During a lengthy legislative session spanning Monday and Tuesday, lawmakers voted to both suspend the arrests of ultra-Orthodox men who avoid the draft and to formally recognize Jewish religious study as a “foundational value” of the Israeli state.
Both measures represent major concessions by Netanyahu’s Likud party to ultra-Orthodox politicians who have long pushed to officially codify their community’s existing, informal exemption from military service — a service that is mandatory for most Jewish men and women in Israel.
The Israeli military is already dealing with a shortage of troops, and public frustration has been growing over the decades-old arrangement that has allowed ultra-Orthodox men to sidestep service. According to a parliamentary committee, roughly 13,000 ultra-Orthodox men turn 18 — the conscription age — each year, yet fewer than 10% actually join the military.
The legislation arrives after nearly three years of conflict spanning Gaza, Lebanon, and Iran, and just before the Knesset heads into its summer recess. Parliament is set to reconvene only days before the next national elections on October 27, a vote that will also serve as a public judgment on Netanyahu’s leadership during wartime.
Netanyahu, who has held office longer than any other prime minister in Israel’s history, is actively working to court ultra-Orthodox voters — also known as Haredim — in the upcoming election cycle.
Shlomit Ravitsky Tur-Paz, who leads the religious and state program at the Israel Democracy Institute think tank, offered this assessment: “Netanyahu is trying to ensure that Haredim are going to negotiate only with him after the next elections.”
Ravitsky Tur-Paz also noted that Netanyahu is facing significant pushback — not only from opposition figures but from within his own party and even from the military’s top commander.
Military chief Eyal Zamir sent a letter to Netanyahu and Defense Minister Israel Katz in which he condemned the bills, saying they were “clearly and unequivocally inconsistent” with the military’s needs, according to local media reports. “It is inconceivable that the military system under my command, which demands unprecedented sacrifice from its personnel, would be party to granting mass exemptions from prosecution,” Zamir wrote.
The roots of the ultra-Orthodox exemption stretch back to Israel’s founding in 1948, when a small group of students were allowed to pursue Jewish scholarship in an effort to rebuild a tradition nearly wiped out during the Holocaust.
Israel’s Supreme Court has since ruled those exemptions to be illegal.
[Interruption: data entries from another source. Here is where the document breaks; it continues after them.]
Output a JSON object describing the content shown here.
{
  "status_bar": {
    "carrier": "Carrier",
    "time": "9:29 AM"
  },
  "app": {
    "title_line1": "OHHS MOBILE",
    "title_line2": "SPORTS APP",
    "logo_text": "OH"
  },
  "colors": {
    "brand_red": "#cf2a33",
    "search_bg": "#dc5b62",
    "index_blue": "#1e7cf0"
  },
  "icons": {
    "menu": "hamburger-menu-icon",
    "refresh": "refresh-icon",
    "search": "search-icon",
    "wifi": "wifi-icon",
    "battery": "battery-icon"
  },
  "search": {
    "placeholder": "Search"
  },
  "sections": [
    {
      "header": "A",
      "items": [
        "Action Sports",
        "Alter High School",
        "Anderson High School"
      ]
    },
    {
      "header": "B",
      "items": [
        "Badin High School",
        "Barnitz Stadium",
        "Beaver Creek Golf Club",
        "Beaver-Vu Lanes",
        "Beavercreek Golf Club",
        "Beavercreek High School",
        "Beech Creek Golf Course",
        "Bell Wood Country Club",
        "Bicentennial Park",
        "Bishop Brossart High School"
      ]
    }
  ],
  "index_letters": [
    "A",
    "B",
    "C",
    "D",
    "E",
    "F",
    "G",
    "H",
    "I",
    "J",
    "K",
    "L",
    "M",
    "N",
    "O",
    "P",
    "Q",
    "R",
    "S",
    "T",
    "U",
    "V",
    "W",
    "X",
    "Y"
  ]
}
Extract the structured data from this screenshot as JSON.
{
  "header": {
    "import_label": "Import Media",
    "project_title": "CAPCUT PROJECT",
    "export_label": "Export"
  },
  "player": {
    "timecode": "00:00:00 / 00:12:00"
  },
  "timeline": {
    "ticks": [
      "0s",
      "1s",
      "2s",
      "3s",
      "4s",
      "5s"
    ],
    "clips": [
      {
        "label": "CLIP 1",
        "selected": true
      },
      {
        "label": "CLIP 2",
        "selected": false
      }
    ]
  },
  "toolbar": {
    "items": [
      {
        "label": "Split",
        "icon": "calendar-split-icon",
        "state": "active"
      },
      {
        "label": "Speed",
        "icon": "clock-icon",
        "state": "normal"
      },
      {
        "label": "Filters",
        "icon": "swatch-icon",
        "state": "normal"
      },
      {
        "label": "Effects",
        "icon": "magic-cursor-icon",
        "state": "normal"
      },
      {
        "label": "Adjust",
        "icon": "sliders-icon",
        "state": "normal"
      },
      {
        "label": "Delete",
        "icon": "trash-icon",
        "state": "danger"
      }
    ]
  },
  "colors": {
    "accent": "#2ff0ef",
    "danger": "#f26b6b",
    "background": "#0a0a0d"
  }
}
Legal experts say the new law formalizing Torah study — Judaism’s central religious text — gives the government a legal foundation to push back against the court’s rulings.
Opposition leader Yair Lapid was blunt in his condemnation, calling the law “an utter desecration of God’s name” that amounts to “spitting in the face” of Israeli soldiers.
Ultra-Orthodox lawmaker Moshe Gafni, who sponsored the legislation, took a very different view, calling its passage a historic moment. “For thousands of years, Torah study was the force that preserved the Jewish people throughout their diaspora and all generations,” he said, adding that the law “will be a compass for the values of the state.”